Here name is the name attribute that was passed to pip_parse and package is the pip package name with characters that are illegal in Bazel label names (e.g. -, .) replaced with _. If you need to update name from “old” to “new”, then you can run the following buildozer command:

buildozer 'substitute deps @old_([^/]+)//:pkg @new_${1}//:pkg' //...:*

For pip_install, the labels are instead of the form:

@{name}//pypi__{package}

‘Extras’ dependencies

Any ‘extras’ specified in the requirements lock file will be automatically added as transitive dependencies of the package. In the example above, you'd just put requirement("useful_dep").

Consuming Wheel Dists Directly

If you need to depend on the wheel dists themselves, for instance, to pass them to some other packaging tool, you can get a handle to them with the whl_requirement macro. For example:

filegroup(
    name = "whl_files",
    data = [
        whl_requirement("boto3"),
    ]
)

Python Gazelle plugin

Gazelle is a build file generator for Bazel projects. It can create new BUILD.bazel files for a project that follows language conventions and update existing build files to include new sources, dependencies, and options.

Bazel may run Gazelle using the Gazelle rule, or it may be installed and run as a command line tool.

See the documentation for Gazelle with rules_python here.

Migrating from the bundled rules

The core rules are currently available in Bazel as built-in symbols, but this form is deprecated. Instead, you should depend on rules_python in your WORKSPACE file and load the Python rules from @rules_python//python:defs.bzl.
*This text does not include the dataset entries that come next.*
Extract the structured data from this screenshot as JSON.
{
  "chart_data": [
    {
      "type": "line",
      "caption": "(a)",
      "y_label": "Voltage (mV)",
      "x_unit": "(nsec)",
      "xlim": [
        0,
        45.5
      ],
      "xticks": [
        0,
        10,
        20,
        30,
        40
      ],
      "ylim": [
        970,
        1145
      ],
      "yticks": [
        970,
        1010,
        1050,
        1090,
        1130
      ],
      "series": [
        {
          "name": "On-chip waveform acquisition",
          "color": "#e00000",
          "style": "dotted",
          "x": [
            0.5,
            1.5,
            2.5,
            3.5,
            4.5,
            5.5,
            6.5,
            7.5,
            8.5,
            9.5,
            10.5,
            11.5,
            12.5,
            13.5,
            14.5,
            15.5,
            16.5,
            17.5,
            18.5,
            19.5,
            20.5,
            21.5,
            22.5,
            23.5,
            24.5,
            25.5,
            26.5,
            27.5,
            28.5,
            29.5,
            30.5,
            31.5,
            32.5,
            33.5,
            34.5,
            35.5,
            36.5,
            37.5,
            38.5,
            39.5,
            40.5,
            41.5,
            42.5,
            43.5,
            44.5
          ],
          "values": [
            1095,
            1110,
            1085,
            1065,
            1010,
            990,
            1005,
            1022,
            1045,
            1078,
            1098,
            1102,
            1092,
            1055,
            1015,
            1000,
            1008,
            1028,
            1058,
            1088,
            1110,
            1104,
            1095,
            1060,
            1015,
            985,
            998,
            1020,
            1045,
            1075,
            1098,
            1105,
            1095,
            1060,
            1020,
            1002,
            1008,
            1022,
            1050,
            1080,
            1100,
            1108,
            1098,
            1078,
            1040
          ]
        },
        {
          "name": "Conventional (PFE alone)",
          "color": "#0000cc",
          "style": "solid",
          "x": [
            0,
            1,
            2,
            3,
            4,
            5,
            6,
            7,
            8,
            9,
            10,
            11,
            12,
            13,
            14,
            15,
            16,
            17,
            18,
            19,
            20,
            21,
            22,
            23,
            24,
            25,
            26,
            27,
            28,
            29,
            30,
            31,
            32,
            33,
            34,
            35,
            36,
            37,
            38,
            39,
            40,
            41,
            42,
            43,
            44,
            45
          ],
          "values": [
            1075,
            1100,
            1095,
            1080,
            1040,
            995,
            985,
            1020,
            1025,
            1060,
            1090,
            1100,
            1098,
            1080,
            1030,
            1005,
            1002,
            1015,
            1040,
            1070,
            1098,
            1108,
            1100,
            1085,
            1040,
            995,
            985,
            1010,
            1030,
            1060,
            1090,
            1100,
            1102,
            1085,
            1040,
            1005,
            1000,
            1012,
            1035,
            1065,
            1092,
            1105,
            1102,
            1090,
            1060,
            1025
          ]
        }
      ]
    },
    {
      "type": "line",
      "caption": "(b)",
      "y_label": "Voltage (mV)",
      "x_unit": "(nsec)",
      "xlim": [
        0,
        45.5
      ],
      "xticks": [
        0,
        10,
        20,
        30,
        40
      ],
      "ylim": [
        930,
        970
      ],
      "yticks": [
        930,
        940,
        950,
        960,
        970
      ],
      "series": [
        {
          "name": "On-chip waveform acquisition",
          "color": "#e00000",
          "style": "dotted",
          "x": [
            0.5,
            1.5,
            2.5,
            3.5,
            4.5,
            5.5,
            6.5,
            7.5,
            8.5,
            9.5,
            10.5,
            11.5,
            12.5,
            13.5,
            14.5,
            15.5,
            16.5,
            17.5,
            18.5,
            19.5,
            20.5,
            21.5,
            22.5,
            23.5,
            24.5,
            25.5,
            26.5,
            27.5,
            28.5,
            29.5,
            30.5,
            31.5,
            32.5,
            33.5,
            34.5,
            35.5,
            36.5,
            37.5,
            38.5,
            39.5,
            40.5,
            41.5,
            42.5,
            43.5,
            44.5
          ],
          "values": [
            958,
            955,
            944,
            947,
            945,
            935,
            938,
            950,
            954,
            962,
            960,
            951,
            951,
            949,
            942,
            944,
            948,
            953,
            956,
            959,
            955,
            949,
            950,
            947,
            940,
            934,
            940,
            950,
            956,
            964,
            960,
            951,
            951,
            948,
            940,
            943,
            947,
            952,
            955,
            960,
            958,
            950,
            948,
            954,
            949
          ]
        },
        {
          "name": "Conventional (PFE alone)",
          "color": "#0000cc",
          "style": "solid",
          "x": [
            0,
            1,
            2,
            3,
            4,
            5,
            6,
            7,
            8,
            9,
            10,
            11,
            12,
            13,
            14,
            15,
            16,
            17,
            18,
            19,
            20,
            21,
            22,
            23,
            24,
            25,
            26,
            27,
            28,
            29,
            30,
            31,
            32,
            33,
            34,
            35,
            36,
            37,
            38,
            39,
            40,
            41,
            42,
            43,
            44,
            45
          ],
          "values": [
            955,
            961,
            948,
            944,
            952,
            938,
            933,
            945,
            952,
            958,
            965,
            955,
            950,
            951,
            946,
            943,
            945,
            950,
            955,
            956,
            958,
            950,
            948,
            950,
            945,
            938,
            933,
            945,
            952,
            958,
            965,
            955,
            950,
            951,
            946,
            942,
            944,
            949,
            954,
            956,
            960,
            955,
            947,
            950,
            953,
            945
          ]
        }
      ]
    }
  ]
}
A buildifier fix is available to automatically migrate BUILD and .bzl files to add the appropriate load() statements and rewrite uses of native.py_*.

# Also consider using the -r flag to modify an entire workspace.
buildifier --lint=fix --warnings=native-py <files>

Currently, the WORKSPACE file needs to be updated manually as per Getting started above.

Note that Starlark-defined bundled symbols underneath @bazel_tools//tools/python are also deprecated. These are not yet rewritten by buildifier.